Euastacus hystricosus
- Conservation status: Endangered (IUCN 3.1)

Scientific classification
- Kingdom: Animalia
- Phylum: Arthropoda
- Class: Malacostraca
- Order: Decapoda
- Suborder: Pleocyemata
- Family: Parastacidae
- Genus: Euastacus
- Species: E. hystricosus
- Binomial name: Euastacus hystricosus Riek, 1951

= Euastacus hystricosus =

- Genus: Euastacus
- Species: hystricosus
- Authority: Riek, 1951
- Conservation status: EN

Species of crayfish

Euastacus hystricosus, the Conondale spiny crayfish is a species of southern crawfish in the family Parastacidae. It is endemic to Queensland in Australia. It is listed as Endangered by the Australian government, and as also Endangered on the IUCN Red List.

==Description==
Adult Euastacus hystricosus are dark green, with red, orange, or yellow claw tips. The tailfan may sometimes be orange. It reaches around 1.6 kg in weight and an ocular carapace length of 15.6 cm.

==Range and habitat==
The species is found in the Mary River and Brisbane River drainages, in headwaters approximately 475 m above sea level. It prefers shaded, well-oxygenated, flowing headwaters in wet sclerophyll forest and rainforest. It lives in permanent riffles, runs, glides and pools, and takes shelter under rocks, logs, and burrows. It is suspected it cannot tolerate temperatures higher than ~23°C.

Because this crayfish's habitat is around 475 m in altitude, lowland areas are a barrier to dispersal. This has resulted in three genetically distinct subpopulations.

==Ecology==
Euastacus hystricosus is largely nocturnal.

They breed annually, usually in mid-autumn, with an average of 900 eggs attaching to the female's swimmerets under the tail. Eggs hatch and develop through the larval stage before detaching from the female in spring to early summer. Predation of juvenile crayfish is likely very high.

==Conservation and threats==
The species was listed as Endangered in 2010 by the IUCN Red List. The assessment concluded that due to its very restricted range, Euastacus hystricosus was vulnerable to localized threats such as bush fires, habitat destruction, collection, and predation by introduced species such as the cane toad and feral cats.
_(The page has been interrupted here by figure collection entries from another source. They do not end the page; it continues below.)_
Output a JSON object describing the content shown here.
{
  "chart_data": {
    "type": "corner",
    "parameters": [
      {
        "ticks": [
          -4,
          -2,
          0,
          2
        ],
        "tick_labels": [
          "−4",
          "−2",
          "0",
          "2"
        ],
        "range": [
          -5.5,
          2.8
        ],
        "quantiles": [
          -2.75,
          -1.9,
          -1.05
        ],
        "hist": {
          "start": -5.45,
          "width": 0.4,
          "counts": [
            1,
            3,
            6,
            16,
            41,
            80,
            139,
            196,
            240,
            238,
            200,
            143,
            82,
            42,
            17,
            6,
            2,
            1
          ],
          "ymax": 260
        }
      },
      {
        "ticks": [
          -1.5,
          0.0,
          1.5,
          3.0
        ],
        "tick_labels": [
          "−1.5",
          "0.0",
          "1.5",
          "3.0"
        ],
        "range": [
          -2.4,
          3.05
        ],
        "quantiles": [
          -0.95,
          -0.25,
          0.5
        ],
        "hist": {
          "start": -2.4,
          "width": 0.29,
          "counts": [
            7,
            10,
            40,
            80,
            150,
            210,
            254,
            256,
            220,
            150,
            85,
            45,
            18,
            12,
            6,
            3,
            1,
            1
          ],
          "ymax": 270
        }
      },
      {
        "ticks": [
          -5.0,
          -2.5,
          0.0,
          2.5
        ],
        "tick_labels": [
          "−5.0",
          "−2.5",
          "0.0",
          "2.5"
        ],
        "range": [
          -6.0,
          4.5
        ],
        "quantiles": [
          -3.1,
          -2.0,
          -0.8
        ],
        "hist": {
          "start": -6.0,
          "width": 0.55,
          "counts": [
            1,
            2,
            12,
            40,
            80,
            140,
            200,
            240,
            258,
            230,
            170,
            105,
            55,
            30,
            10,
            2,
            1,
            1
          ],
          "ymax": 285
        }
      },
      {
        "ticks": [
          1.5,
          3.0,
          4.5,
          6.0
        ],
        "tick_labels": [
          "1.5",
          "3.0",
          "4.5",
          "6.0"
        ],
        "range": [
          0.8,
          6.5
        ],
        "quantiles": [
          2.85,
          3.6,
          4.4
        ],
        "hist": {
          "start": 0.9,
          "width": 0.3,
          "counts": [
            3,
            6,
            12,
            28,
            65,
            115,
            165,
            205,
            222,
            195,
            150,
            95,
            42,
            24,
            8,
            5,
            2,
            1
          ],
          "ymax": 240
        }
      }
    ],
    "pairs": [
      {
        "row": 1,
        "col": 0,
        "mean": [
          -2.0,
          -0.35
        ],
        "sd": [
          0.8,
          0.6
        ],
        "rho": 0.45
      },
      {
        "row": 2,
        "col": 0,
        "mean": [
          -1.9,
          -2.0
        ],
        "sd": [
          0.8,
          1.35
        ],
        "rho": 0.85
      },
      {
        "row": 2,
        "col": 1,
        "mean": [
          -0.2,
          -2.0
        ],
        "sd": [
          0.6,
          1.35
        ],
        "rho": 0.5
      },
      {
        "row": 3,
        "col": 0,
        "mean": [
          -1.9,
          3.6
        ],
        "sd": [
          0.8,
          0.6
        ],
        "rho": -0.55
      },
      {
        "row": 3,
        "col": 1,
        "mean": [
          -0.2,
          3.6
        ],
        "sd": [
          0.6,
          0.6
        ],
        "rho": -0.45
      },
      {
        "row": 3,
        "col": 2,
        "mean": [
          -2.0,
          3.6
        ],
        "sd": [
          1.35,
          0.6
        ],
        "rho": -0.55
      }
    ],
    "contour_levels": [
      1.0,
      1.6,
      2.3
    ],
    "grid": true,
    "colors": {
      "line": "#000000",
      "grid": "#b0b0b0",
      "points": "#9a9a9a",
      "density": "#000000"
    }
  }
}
In 2024, Euastacus hystricosus was added as Endangered to Australia's list of threatened species under the EPBC Act. The major threats cited were climate change, high intensity fires, and collection by humans. Climate change is a threat as the crayfish's range has already been restricted by drying conditions. Extreme hot weather events could dry up riffles and pools or heat the water to lethal temperatures, and flooding could cause mass kills and hypoxic water conditions. In addition, warming temperatures and drought increase the risk of high intensity fires that can kill Euastacus hystricosus and alter its habitat.
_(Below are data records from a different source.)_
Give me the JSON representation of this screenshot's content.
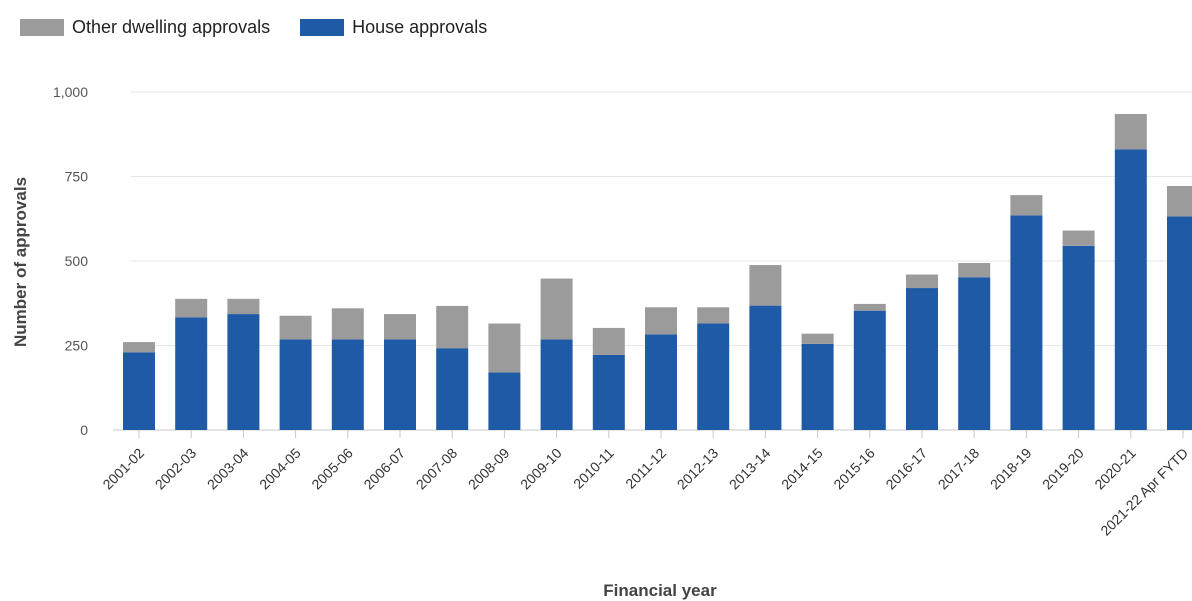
{
  "chart_data": {
    "type": "bar",
    "stacked": true,
    "xlabel": "Financial year",
    "ylabel": "Number of approvals",
    "ylim": [
      0,
      1000
    ],
    "yticks": [
      0,
      250,
      500,
      750,
      1000
    ],
    "ytick_labels": [
      "0",
      "250",
      "500",
      "750",
      "1,000"
    ],
    "grid": true,
    "legend_position": "top-left",
    "categories": [
      "2001-02",
      "2002-03",
      "2003-04",
      "2004-05",
      "2005-06",
      "2006-07",
      "2007-08",
      "2008-09",
      "2009-10",
      "2010-11",
      "2011-12",
      "2012-13",
      "2013-14",
      "2014-15",
      "2015-16",
      "2016-17",
      "2017-18",
      "2018-19",
      "2019-20",
      "2020-21",
      "2021-22 Apr FYTD"
    ],
    "series": [
      {
        "name": "Other dwelling approvals",
        "color": "#9b9b9b",
        "values": [
          30,
          55,
          45,
          70,
          92,
          75,
          125,
          145,
          180,
          80,
          80,
          48,
          120,
          30,
          20,
          40,
          42,
          60,
          45,
          105,
          90
        ]
      },
      {
        "name": "House approvals",
        "color": "#1f5aa6",
        "values": [
          230,
          333,
          343,
          268,
          268,
          268,
          242,
          170,
          268,
          222,
          283,
          315,
          368,
          255,
          353,
          420,
          452,
          635,
          545,
          830,
          632
        ]
      }
    ]
  }
}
Prescribed burns are currently undertaken in the three National Parks where this crayfish occurs and Queensland clearing policies have reduced the threat of land clearing. Other conservation efforts proposed by the DCCEEW are monitoring of population and habitat quality, controlling illegal collection for the aquarium trade, reviewing fire management policies, providing education to private landowners, and develop monitoring programs for feral pigs and weeds.